Enforcement here is a comprehensive term that includes traditional legal enforcement, as well as the application of specific measures and controls that facilitate the execution of contract terms without the need for external intervention. Ideally, smart contracts should operate independently of conventional enforcement methods.

They should adhere to the principle that code serves as the law, eliminating the necessity for an arbitrator or third party to oversee, control, or influence the execution of a smart contract. Unlike traditional contracts, smart contracts are self-enforcing rather than legally enforceable. While this concept may seem like an idealistic vision, it is entirely feasible and aligns with the fundamental essence of smart contracts.

How did Smart Contracts Emerge?

In the 1990s, Nick Szabo introduced the concept of smart contracts in his article titled "Formalizing and Securing Relationships on Public Networks." This idea emerged nearly two decades prior to the widespread recognition of the potential and advantages of smart contracts, which came about with the creation of Bitcoin and the later emergence of more sophisticated blockchain platforms like Ethereum.

Szabo defines smart contracts as follows −

"A smart contract is an electronic transaction protocol that executes the terms of a contract. The general objectives are to satisfy common contractual conditions (such as payment terms, liens, confidentiality, and even enforcement), minimize exceptions both malicious and accidental, and minimize the need for trusted intermediaries. Related economic goals include lowering fraud loss, arbitrations and enforcement costs, and other transaction costs."

The functionality of smart contracts was first implemented in a limited manner with Bitcoin in 2009. Bitcoin features a constrained scripting language known as script, which facilitates the transfer of bitcoins between users. However, this language is not complete and does not allow for the development of arbitrary programs. It can be likened to a basic calculator that performs simple arithmetic, while smart contracts function as general-purpose computers capable of executing any program.

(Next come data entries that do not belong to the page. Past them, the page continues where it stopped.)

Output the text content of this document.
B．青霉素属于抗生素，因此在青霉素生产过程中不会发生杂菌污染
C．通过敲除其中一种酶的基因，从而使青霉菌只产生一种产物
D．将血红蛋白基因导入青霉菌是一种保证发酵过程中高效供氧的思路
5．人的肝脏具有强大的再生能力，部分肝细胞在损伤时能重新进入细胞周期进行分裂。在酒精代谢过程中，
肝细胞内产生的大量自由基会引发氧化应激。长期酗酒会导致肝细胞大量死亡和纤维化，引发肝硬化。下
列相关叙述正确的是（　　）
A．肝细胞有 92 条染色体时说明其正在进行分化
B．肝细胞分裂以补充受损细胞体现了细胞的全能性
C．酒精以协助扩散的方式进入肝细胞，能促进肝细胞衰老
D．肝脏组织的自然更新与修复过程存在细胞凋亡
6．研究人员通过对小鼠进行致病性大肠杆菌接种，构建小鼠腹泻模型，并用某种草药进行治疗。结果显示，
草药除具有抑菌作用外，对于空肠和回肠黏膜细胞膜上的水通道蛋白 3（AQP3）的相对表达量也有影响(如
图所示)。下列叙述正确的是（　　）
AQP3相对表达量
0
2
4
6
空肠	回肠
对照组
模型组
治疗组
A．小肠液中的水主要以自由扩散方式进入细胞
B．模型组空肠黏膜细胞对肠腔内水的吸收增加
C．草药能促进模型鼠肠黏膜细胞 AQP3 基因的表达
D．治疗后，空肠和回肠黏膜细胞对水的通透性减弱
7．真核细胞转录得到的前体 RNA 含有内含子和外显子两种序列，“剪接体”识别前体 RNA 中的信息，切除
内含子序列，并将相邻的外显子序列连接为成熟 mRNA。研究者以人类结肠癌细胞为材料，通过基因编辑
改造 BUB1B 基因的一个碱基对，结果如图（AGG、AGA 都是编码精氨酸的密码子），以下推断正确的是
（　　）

Features of Smart Contracts

A smart contract possesses several key characteristics, which are mentioned as follows −

  • Self-Performing − It operates autonomously on a blockchain without the need for external intervention.
  • Enforceable: All terms of the contract are automatically upheld.
  • Secure − Smart contracts are designed to be tamper-proof or resistant, benefiting from the security assurances provided by the underlying blockchain. However, the programming language and the code of the smart contract must also be accurate, valid, and verified.
  • Consistent and Efficient − This feature guarantees that a smart contract will consistently yield the same result for a given input. While this can be seen as part of the security aspect, highlighting it separately emphasizes its significance.
  • Syntactically sound − Smart contracts are constructed to be complete and meaningful for both humans and machines.
  • Resilient and Durable − They are resilient against adversarial actions or adverse conditions, ensuring that once initiated, smart contracts execute their functions deterministically within a defined timeframe.

Example Usage of a Smart Contract

Let us take an example of a financial contract. It may not necessarily require semantic clarity and immutability; however, it must be capable of automatic execution, enforceability, determinism, and security.

Conversely, a title deed must possess semantic integrity and completeness. Consequently, for it to function effectively as a smart contract, the language used must be comprehensible to both humans and machines.